La lista si allunga considerando gli attacchi nel nord della Siria, Come nel novembre 2022, quando il corrispondente dell’Anha Isam Abdullah è stato ucciso dai raid turchi su Dêrik o nel 2023, quando un veicolo del canale a guida femminile JinTv è stato colpito da un drone, provocando la morte dell’autista Necmeddîn Feysel Hec Sînan e il ferimento della corrispondente Delîla Egîd, a cui è stato amputato un braccio.

RISPETTO AI PRECEDENTI attacchi, la Turchia potrebbe aver deciso di negare la sua responsabilità in seguito all’insolita ondata di condanne a livello locale e internazionale. Oltre a diverse organizzazioni di giornalisti e della società civile come il Committee to Protect Journalists, spiccano tra le condanne quella del vice primo ministro del governo regionale del Kurdistan Qubad Talabani e quella del Partito per l’uguaglianza e la democrazia dei Popoli (Dem)m secondo cui l’attacco sarebbe parte di una più ampia campagna di repressione contro la stampa, nel tentativo di «coprire i crimini di guerra commessi nella regione».

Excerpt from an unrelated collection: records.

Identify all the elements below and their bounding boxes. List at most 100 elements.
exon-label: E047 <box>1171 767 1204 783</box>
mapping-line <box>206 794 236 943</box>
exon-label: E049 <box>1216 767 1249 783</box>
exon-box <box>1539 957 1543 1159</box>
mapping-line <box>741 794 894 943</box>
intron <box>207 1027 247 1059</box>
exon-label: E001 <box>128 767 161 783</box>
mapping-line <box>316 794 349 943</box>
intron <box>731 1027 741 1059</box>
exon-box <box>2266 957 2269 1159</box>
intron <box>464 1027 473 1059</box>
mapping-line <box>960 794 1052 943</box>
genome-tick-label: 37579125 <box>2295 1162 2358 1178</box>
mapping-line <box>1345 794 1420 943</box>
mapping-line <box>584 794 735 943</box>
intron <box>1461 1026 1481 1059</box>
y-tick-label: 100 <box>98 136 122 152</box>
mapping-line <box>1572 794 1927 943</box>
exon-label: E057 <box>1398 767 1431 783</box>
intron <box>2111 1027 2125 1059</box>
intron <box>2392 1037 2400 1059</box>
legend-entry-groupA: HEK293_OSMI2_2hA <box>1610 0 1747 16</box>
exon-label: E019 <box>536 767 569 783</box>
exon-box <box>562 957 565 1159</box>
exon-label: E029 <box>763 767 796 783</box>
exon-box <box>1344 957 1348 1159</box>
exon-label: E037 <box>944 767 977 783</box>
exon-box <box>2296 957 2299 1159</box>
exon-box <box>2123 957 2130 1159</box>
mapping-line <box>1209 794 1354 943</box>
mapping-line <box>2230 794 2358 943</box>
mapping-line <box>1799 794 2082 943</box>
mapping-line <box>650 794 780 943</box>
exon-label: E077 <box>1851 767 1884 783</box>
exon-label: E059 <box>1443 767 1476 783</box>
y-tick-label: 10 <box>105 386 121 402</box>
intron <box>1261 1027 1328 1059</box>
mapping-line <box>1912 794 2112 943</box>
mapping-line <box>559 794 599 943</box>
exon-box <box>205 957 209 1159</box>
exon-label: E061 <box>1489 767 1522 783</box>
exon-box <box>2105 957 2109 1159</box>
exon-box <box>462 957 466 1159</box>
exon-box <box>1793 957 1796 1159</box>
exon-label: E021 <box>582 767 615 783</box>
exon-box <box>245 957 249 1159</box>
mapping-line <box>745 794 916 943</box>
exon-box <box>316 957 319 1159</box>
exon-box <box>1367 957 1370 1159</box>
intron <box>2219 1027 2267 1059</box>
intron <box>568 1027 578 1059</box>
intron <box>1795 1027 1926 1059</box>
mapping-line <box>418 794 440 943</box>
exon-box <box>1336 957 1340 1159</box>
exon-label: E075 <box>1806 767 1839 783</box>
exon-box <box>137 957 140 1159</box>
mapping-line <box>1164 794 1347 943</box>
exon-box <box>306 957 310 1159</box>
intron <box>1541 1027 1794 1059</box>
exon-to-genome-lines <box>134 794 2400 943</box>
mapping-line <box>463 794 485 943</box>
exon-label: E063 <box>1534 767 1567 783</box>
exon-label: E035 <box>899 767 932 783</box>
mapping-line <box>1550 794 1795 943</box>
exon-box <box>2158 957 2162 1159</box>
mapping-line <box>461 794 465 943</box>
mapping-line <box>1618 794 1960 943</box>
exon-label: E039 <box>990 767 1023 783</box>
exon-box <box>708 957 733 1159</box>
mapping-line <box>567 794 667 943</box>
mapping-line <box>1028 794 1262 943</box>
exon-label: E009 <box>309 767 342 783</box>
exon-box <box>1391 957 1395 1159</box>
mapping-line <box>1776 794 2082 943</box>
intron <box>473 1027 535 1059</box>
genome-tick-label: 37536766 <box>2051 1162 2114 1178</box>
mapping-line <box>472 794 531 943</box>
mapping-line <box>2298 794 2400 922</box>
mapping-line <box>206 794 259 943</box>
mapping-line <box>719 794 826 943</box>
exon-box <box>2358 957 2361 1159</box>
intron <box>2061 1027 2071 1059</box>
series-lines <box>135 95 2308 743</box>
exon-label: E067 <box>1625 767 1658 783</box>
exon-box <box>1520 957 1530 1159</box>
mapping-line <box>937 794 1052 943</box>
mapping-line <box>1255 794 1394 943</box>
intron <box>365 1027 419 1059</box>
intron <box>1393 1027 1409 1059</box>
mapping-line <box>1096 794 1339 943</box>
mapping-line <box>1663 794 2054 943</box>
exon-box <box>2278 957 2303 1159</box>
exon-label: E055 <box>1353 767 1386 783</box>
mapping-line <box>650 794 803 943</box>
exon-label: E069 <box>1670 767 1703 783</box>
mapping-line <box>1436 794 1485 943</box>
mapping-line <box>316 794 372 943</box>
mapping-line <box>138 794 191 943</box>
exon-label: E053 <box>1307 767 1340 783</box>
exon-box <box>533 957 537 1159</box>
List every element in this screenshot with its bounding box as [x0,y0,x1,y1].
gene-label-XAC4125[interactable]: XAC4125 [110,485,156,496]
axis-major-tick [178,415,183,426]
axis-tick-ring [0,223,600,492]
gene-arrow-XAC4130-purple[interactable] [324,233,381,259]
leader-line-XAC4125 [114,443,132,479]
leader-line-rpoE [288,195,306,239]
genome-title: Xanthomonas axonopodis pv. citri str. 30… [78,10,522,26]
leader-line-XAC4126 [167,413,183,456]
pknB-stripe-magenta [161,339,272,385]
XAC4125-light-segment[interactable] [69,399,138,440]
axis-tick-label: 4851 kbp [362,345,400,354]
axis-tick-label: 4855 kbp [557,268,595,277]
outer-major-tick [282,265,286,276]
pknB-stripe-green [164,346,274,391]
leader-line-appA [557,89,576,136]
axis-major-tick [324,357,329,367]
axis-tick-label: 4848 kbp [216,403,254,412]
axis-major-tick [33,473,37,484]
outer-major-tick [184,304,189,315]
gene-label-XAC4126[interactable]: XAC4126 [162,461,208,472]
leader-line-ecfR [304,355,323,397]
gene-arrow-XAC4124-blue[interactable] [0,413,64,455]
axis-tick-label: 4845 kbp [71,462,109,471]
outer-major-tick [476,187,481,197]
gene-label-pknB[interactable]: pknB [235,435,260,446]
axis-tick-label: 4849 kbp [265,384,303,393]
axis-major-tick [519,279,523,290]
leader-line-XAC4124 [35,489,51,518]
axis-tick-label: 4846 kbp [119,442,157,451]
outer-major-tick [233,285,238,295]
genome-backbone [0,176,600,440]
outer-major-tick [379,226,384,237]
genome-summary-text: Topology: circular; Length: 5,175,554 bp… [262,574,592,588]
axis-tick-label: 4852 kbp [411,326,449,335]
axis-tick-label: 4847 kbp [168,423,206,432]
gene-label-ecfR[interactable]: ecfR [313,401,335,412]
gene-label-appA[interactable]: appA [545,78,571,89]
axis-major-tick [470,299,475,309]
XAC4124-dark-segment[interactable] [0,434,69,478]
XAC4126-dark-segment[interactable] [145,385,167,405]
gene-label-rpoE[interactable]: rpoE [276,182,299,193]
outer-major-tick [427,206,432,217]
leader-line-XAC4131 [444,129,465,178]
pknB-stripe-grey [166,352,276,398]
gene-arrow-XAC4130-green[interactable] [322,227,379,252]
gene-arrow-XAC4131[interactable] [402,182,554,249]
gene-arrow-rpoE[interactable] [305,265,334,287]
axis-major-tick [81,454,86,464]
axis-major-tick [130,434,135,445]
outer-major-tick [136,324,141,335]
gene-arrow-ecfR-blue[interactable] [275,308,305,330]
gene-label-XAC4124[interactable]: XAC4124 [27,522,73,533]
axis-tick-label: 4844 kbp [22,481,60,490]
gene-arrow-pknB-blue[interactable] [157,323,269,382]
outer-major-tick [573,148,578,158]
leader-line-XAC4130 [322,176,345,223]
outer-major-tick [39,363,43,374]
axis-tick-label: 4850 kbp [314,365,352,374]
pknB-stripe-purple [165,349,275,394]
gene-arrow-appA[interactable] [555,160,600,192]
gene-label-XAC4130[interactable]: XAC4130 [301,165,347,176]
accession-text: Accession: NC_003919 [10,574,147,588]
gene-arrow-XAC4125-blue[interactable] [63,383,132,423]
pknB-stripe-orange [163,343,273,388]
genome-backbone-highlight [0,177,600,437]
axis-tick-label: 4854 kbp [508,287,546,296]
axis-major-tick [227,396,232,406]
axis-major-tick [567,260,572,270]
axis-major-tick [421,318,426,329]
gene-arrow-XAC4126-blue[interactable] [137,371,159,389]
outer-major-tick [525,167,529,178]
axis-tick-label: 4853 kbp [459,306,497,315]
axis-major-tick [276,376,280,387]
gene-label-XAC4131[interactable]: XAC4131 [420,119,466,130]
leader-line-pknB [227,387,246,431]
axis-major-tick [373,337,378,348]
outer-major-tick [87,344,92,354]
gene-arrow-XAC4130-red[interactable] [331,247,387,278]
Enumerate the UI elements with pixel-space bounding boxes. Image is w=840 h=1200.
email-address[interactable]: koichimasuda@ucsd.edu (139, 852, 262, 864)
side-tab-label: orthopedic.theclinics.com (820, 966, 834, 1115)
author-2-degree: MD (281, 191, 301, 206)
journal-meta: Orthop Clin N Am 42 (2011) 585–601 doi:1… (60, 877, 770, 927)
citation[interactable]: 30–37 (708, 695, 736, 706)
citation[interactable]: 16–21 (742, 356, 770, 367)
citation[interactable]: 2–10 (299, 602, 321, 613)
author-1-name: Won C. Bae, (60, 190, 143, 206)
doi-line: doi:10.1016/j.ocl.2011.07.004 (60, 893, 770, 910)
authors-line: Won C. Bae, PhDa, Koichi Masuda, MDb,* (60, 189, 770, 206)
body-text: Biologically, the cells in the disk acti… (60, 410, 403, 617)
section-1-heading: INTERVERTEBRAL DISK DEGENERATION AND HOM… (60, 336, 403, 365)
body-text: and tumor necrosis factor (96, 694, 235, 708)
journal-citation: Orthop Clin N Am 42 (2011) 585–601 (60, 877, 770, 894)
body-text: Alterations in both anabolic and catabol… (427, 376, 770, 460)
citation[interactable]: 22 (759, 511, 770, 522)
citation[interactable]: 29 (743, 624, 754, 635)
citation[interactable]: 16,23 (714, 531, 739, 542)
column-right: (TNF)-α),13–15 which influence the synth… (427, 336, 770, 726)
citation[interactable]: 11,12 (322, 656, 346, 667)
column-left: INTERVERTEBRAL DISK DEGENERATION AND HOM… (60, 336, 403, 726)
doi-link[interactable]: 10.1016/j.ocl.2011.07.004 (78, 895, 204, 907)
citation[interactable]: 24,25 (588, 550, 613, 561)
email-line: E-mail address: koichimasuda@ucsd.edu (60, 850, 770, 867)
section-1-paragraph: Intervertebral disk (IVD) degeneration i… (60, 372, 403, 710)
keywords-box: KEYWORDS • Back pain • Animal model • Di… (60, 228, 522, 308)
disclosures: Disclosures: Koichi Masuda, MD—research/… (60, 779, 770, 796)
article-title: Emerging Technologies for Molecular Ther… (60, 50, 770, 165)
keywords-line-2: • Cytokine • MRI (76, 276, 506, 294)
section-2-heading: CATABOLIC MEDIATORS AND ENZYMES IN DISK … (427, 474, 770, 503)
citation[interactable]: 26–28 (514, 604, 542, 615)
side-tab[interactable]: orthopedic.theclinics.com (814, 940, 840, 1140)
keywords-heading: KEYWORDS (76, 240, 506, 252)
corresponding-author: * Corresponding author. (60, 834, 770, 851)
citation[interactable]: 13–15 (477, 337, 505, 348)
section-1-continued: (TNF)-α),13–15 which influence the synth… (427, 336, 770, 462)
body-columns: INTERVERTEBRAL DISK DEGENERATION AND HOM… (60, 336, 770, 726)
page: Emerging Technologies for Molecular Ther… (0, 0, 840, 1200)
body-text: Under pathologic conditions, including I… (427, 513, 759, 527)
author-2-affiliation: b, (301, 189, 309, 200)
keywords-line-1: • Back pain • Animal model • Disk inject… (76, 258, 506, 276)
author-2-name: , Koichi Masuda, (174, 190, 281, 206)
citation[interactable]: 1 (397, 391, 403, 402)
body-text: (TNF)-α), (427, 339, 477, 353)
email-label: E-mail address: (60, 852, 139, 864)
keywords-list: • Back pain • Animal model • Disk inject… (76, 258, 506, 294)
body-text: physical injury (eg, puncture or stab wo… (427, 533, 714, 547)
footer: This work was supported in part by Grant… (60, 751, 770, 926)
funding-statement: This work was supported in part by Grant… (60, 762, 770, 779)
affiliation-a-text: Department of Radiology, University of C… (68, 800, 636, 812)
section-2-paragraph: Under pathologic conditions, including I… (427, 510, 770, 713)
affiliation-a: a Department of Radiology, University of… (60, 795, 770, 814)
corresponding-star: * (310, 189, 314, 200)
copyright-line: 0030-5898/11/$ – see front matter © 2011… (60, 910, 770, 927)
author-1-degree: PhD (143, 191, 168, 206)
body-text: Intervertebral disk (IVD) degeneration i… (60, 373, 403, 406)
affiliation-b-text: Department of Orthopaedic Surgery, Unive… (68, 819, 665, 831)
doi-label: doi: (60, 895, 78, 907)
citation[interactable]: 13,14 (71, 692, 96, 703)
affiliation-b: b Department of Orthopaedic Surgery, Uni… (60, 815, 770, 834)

In questo il governo regionale non ha nulla da invidiare alla Turchia, definita da Rsf «la prigione per giornalisti più grande del mondo». Ne è un esempio la vicenda di Silêman Ehmed, redattore della piattaforma RojNews, il cui arresto per presunti legami con il Pkk è stato confermato dalle forze di sicurezza solo diversi mesi dopo la sua scomparsa avvenuta mentre rientrava nella Regione del Kurdistan dalla Siria, dove si era recato al funerale del padre.